Why did you build some of the sets in 3D before they went into rough layout? 

Instead of using all these big paintings of sets, you can take these scratches and scribbles and talk to a 3D art modeler. You start building that set and get in there, hands on, and then you start to know the scale. Are we building too much? Are we building too little?

On this movie, it was a very tight deadline. We had to go from greenlight to done in less than two years, which for animation is very quick. We never had one set that we didn’t use. I put that all down to the 3D art modeler. Because story would come along and say, oh, we had a river but now it’s not a river, it has to be a gorge. Well, in the model let’s take the water out and make a gorge. We were able to manipulate and come back to them when the iron was still hot. It’s not like you make this amazing beautiful model with everything done. It’s really down and dirty. It can’t be used for production because it’s so light, but it gives you the ability to create on the fly in 3D—scale and knowing how to build, knowing where to stop. 

You also put a few sets in VR. How did this serve the movie?  

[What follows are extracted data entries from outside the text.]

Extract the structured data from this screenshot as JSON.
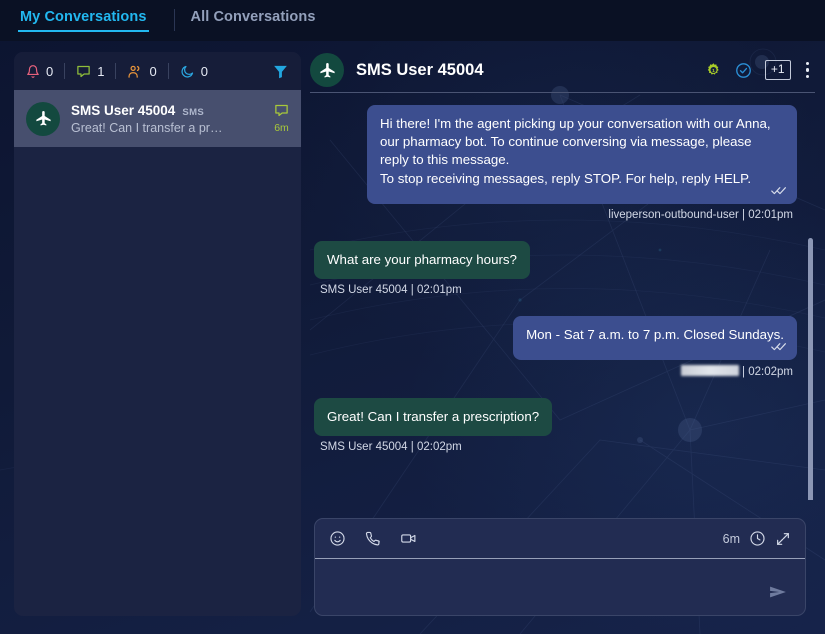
{
  "tabs": [
    {
      "label": "My Conversations",
      "active": true
    },
    {
      "label": "All Conversations",
      "active": false
    }
  ],
  "sidebar": {
    "filters": [
      {
        "icon": "bell-icon",
        "count": "0",
        "color": "#e8627d"
      },
      {
        "icon": "chat-bubble-icon",
        "count": "1",
        "color": "#8fbe3a"
      },
      {
        "icon": "people-icon",
        "count": "0",
        "color": "#e8943a"
      },
      {
        "icon": "moon-icon",
        "count": "0",
        "color": "#2ba6e0"
      }
    ],
    "filter_button": "filter-funnel-icon",
    "conversations": [
      {
        "avatar_icon": "airplane-icon",
        "name": "SMS User 45004",
        "channel": "SMS",
        "preview": "Great! Can I transfer a pr…",
        "status_icon": "chat-bubble-icon",
        "time": "6m",
        "selected": true
      }
    ]
  },
  "header": {
    "avatar_icon": "airplane-icon",
    "title": "SMS User 45004",
    "gear_badge": "1",
    "plus_label": "+1",
    "icons": [
      "gear-icon",
      "check-circle-icon",
      "add-participant-button",
      "more-options-icon"
    ]
  },
  "messages": [
    {
      "direction": "out",
      "text": "Hi there! I'm the agent picking up your conversation with our Anna, our pharmacy bot. To continue conversing via message, please reply to this message.\nTo stop receiving messages, reply STOP. For help, reply HELP.",
      "sender": "liveperson-outbound-user",
      "separator": "|",
      "time": "02:01pm",
      "read_receipt": true,
      "redacted_sender": false
    },
    {
      "direction": "in",
      "text": "What are your pharmacy hours?",
      "sender": "SMS User 45004",
      "separator": "|",
      "time": "02:01pm",
      "read_receipt": false,
      "redacted_sender": false
    },
    {
      "direction": "out",
      "text": "Mon - Sat 7 a.m. to 7 p.m. Closed Sundays.",
      "sender": "",
      "separator": "|",
      "time": "02:02pm",
      "read_receipt": true,
      "redacted_sender": true
    },
    {
      "direction": "in",
      "text": "Great! Can I transfer a prescription?",
      "sender": "SMS User 45004",
      "separator": "|",
      "time": "02:02pm",
      "read_receipt": false,
      "redacted_sender": false
    }
  ],
  "composer": {
    "left_icons": [
      "emoji-icon",
      "phone-icon",
      "video-icon"
    ],
    "timer_label": "6m",
    "clock_icon": "clock-icon",
    "expand_icon": "expand-icon",
    "send_icon": "send-icon",
    "input_value": "",
    "input_placeholder": ""
  },
  "colors": {
    "accent": "#22b8f0",
    "inbound_bubble": "#1d4a43",
    "outbound_bubble": "#3c4e8f",
    "list_time": "#a9c93a"
  }
}
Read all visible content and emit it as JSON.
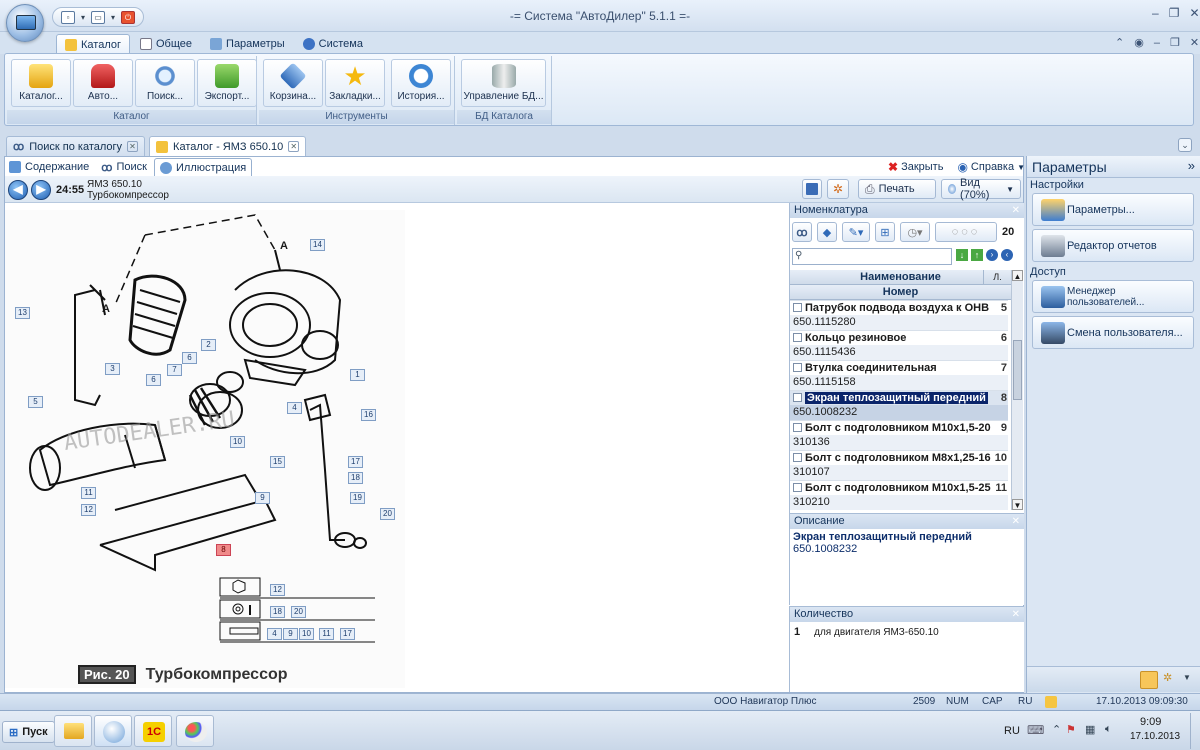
{
  "window": {
    "title": "-= Система \"АвтоДилер\" 5.1.1 =-"
  },
  "ribbon_tabs": [
    {
      "label": "Каталог",
      "active": true
    },
    {
      "label": "Общее",
      "active": false
    },
    {
      "label": "Параметры",
      "active": false
    },
    {
      "label": "Система",
      "active": false
    }
  ],
  "ribbon": {
    "groups": [
      {
        "label": "Каталог",
        "buttons": [
          "Каталог...",
          "Авто...",
          "Поиск...",
          "Экспорт..."
        ]
      },
      {
        "label": "Инструменты",
        "buttons": [
          "Корзина...",
          "Закладки...",
          "История..."
        ]
      },
      {
        "label": "БД Каталога",
        "buttons": [
          "Управление БД..."
        ]
      }
    ]
  },
  "doc_tabs": [
    {
      "label": "Поиск по каталогу",
      "active": false
    },
    {
      "label": "Каталог - ЯМЗ  650.10",
      "active": true
    }
  ],
  "sub_tabs": [
    {
      "label": "Содержание",
      "active": false
    },
    {
      "label": "Поиск",
      "active": false
    },
    {
      "label": "Иллюстрация",
      "active": true
    }
  ],
  "toolbar": {
    "close_label": "Закрыть",
    "help_label": "Справка",
    "time": "24:55",
    "model": "ЯМЗ  650.10",
    "subtitle": "Турбокомпрессор",
    "print_label": "Печать",
    "view_label": "Вид (70%)"
  },
  "illustration": {
    "watermark": "AUTODEALER.RU",
    "caption_prefix": "Рис. 20",
    "caption": "Турбокомпрессор",
    "callouts": [
      "14",
      "A",
      "13",
      "A",
      "3",
      "2",
      "6",
      "6",
      "7",
      "1",
      "5",
      "4",
      "16",
      "10",
      "15",
      "17",
      "18",
      "11",
      "12",
      "9",
      "19",
      "20",
      "8"
    ],
    "legend": {
      "row1": [
        "12"
      ],
      "row2": [
        "18",
        "20"
      ],
      "row3": [
        "4",
        "9",
        "10",
        "11",
        "17"
      ]
    }
  },
  "nomenclature": {
    "title": "Номенклатура",
    "toolbar_extra": "20",
    "search_placeholder": "",
    "col_name": "Наименование",
    "col_num": "Номер",
    "col_qty": "Л.",
    "rows": [
      {
        "name": "Патрубок подвода воздуха к ОНВ",
        "number": "650.1115280",
        "qty": "5",
        "selected": false
      },
      {
        "name": "Кольцо резиновое",
        "number": "650.1115436",
        "qty": "6",
        "selected": false
      },
      {
        "name": "Втулка соединительная",
        "number": "650.1115158",
        "qty": "7",
        "selected": false
      },
      {
        "name": "Экран теплозащитный передний",
        "number": "650.1008232",
        "qty": "8",
        "selected": true
      },
      {
        "name": "Болт с подголовником М10х1,5-20",
        "number": "310136",
        "qty": "9",
        "selected": false
      },
      {
        "name": "Болт с подголовником М8х1,25-16",
        "number": "310107",
        "qty": "10",
        "selected": false
      },
      {
        "name": "Болт с подголовником М10х1,5-25",
        "number": "310210",
        "qty": "11",
        "selected": false
      }
    ]
  },
  "description": {
    "title": "Описание",
    "name": "Экран теплозащитный передний",
    "number": "650.1008232"
  },
  "quantity": {
    "title": "Количество",
    "value": "1",
    "text": "для двигателя ЯМЗ-650.10"
  },
  "params_panel": {
    "title": "Параметры",
    "section1": "Настройки",
    "btn1": "Параметры...",
    "btn2": "Редактор отчетов",
    "section2": "Доступ",
    "btn3": "Менеджер пользователей...",
    "btn4": "Смена пользователя..."
  },
  "statusbar": {
    "company": "ООО Навигатор Плюс",
    "code": "2509",
    "num": "NUM",
    "cap": "CAP",
    "lang": "RU",
    "datetime": "17.10.2013 09:09:30"
  },
  "taskbar": {
    "start": "Пуск",
    "lang": "RU",
    "time": "9:09",
    "date": "17.10.2013"
  }
}
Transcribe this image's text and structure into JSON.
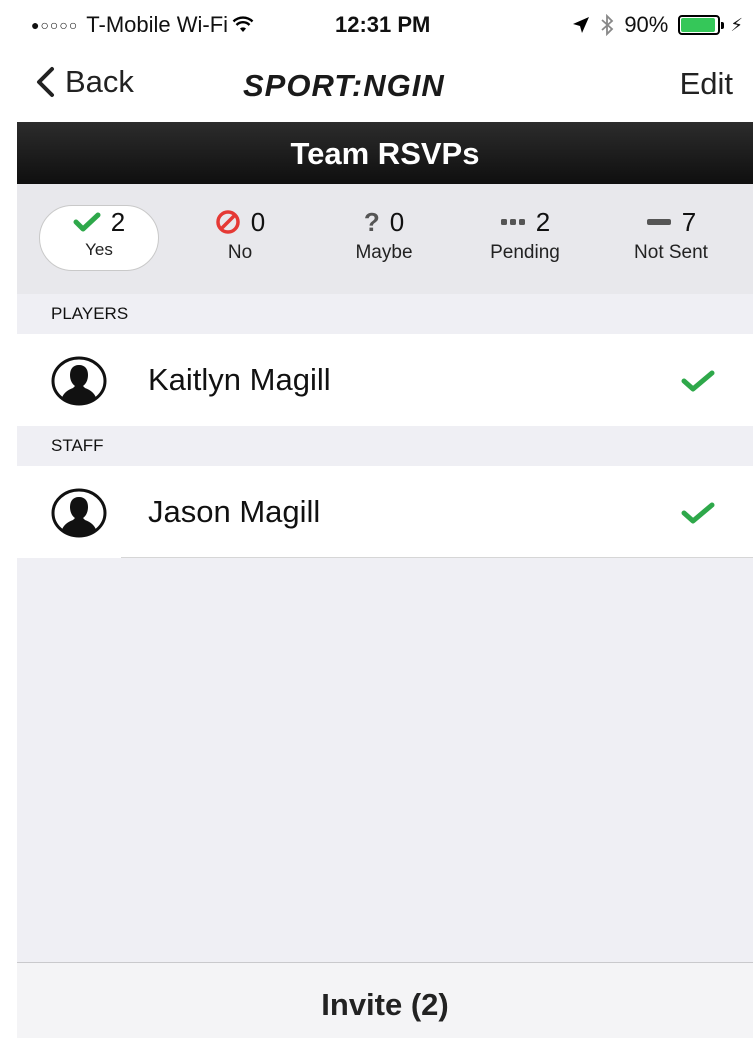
{
  "status_bar": {
    "carrier": "T-Mobile Wi-Fi",
    "time": "12:31 PM",
    "battery": "90%"
  },
  "nav": {
    "back_label": "Back",
    "logo_text": "SPORT:NGIN",
    "edit_label": "Edit"
  },
  "header": {
    "title": "Team RSVPs"
  },
  "rsvp_summary": [
    {
      "count": "2",
      "label": "Yes",
      "icon": "check-icon",
      "color": "#2ea84a",
      "selected": true
    },
    {
      "count": "0",
      "label": "No",
      "icon": "prohibited-icon",
      "color": "#e53935",
      "selected": false
    },
    {
      "count": "0",
      "label": "Maybe",
      "icon": "question-icon",
      "color": "#555555",
      "selected": false
    },
    {
      "count": "2",
      "label": "Pending",
      "icon": "ellipsis-icon",
      "color": "#555555",
      "selected": false
    },
    {
      "count": "7",
      "label": "Not Sent",
      "icon": "dash-icon",
      "color": "#555555",
      "selected": false
    }
  ],
  "sections": [
    {
      "title": "PLAYERS",
      "members": [
        {
          "name": "Kaitlyn Magill",
          "status_icon": "check-icon"
        }
      ]
    },
    {
      "title": "STAFF",
      "members": [
        {
          "name": "Jason Magill",
          "status_icon": "check-icon"
        }
      ]
    }
  ],
  "toolbar": {
    "invite_label": "Invite (2)"
  },
  "colors": {
    "accent_green": "#2ea84a",
    "header_dark": "#1a1a1a",
    "background": "#efeff4"
  }
}
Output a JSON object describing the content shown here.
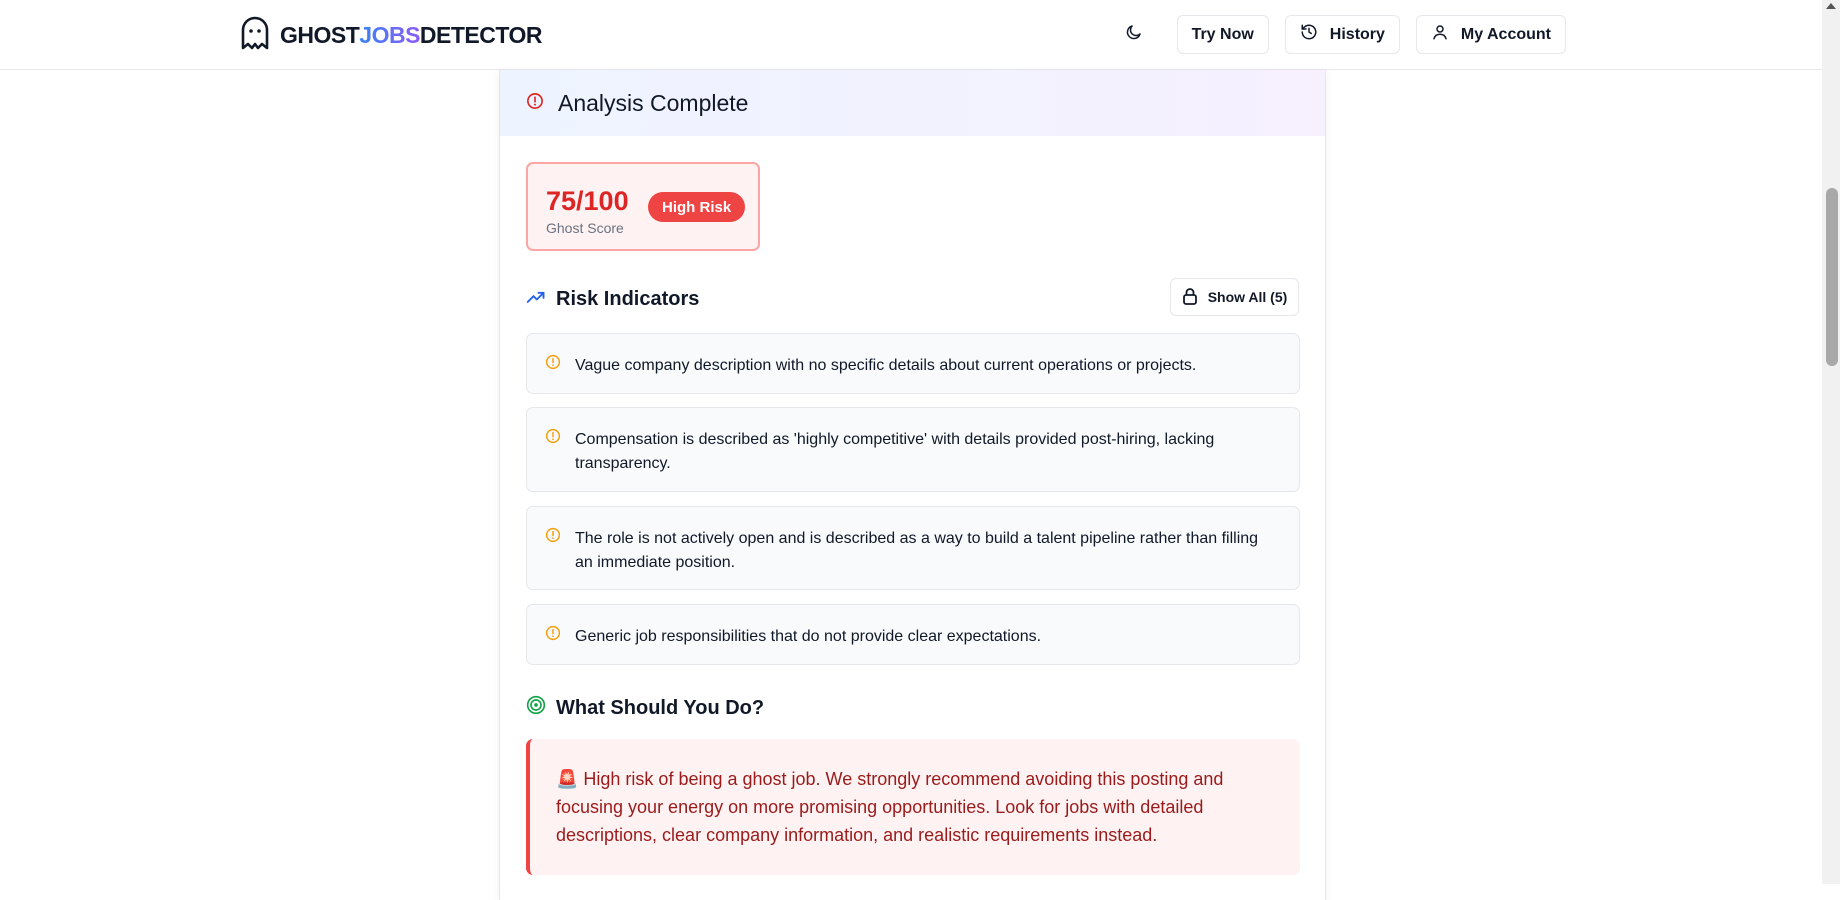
{
  "header": {
    "logo_part1": "GHOST",
    "logo_part2": "JOBS",
    "logo_part3": "DETECTOR",
    "nav": {
      "try_now": "Try Now",
      "history": "History",
      "my_account": "My Account"
    }
  },
  "analysis": {
    "title": "Analysis Complete",
    "score": "75/100",
    "score_label": "Ghost Score",
    "risk_badge": "High Risk"
  },
  "risk_indicators": {
    "title": "Risk Indicators",
    "show_all": "Show All (5)",
    "items": [
      "Vague company description with no specific details about current operations or projects.",
      "Compensation is described as 'highly competitive' with details provided post-hiring, lacking transparency.",
      "The role is not actively open and is described as a way to build a talent pipeline rather than filling an immediate position.",
      "Generic job responsibilities that do not provide clear expectations."
    ]
  },
  "what_to_do": {
    "title": "What Should You Do?",
    "advice": "🚨 High risk of being a ghost job. We strongly recommend avoiding this posting and focusing your energy on more promising opportunities. Look for jobs with detailed descriptions, clear company information, and realistic requirements instead."
  },
  "colors": {
    "danger": "#ef4444",
    "warning": "#f59e0b",
    "accent_blue": "#3b82f6",
    "accent_green": "#16a34a"
  },
  "icons": [
    "ghost-icon",
    "moon-icon",
    "history-icon",
    "user-icon",
    "alert-circle-icon",
    "trending-up-icon",
    "lock-icon",
    "target-icon"
  ]
}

VR is so exciting for me. To build these great sets with color and stuff like that, and then basically you put a helmet on, you walk through town. You go oh, if we build something here, that’d be cool. Look at that vista, if we fixed that mountain, move that mountains, and we’re literally standing in the middle of moving mountains. You get to see the vertigo. You can keep the perception of the scale and the grandness, [and] you’re being very smart in your placement because you’re standing there. 

Another great thing about VR is you get story in there. You’re able to put that helmet on storyboard artists’ heads. What invariably happens in animation is you’ll build a set and story will come along and design some sequence that has nothing to do with the set, and then you have to rebuild. But if you get a storyboard artist into that VR set, they go, this is amazing, I could build my gag here and here. Then the artist isn’t reinventing the whole world based around a gag or sequence. You’re at least giving the storyboard artist and director an opportunity to see the set and place that gag in something that already exists. That’s vital, and I can’t put a number on it, but it saves a ton of money. Going forward, every chance I get, I’ll do the set always in 3D, and when it feel necessary, put it into VR.

What did you want the overall look of the movie to say about the story?

Basically, we sort of sectioned off the movie. At the start, this girl Lucky is in her grandfather’s mansion. That’s in a sort of big J.P. Morgan-type industrial town. That whole world is straight lines and columns, and everything is trapped. She’s basically like a little bird in a cage. She actually has a yellow dress on so she looks like a canary. Even when Lucky leaves this mansion, she’s in one of grandfather’s trains. The interior of the train is all steel, and the light comes in as a shaft, where outside is free. And then Miradero, the lines are breaking up, the light’s dappling. She’s on the frontier. Man’s footprint right at the edge of the wilderness. And Spirit’s world is basically free. It’s like a horse’s mane in the wind. Every line is free-flowing and curving. 

All that was based on the arc of the character. It was weird because I put that in place pretty early, and any time I deviated from it, I guess it resonated with the executives and the director, because they’d say, hey, what about that thing you said, what about that arc? You’re going away from the arc. If you set out something simple at the start, it’s great. There’s nothing worse than just blue skies. Do whatever you want. You get confused. What do I want? I’m not sure. But if you have that dressmaker’s dummy, that structural thing, you can make that beautiful dress—you can make that beautiful movie.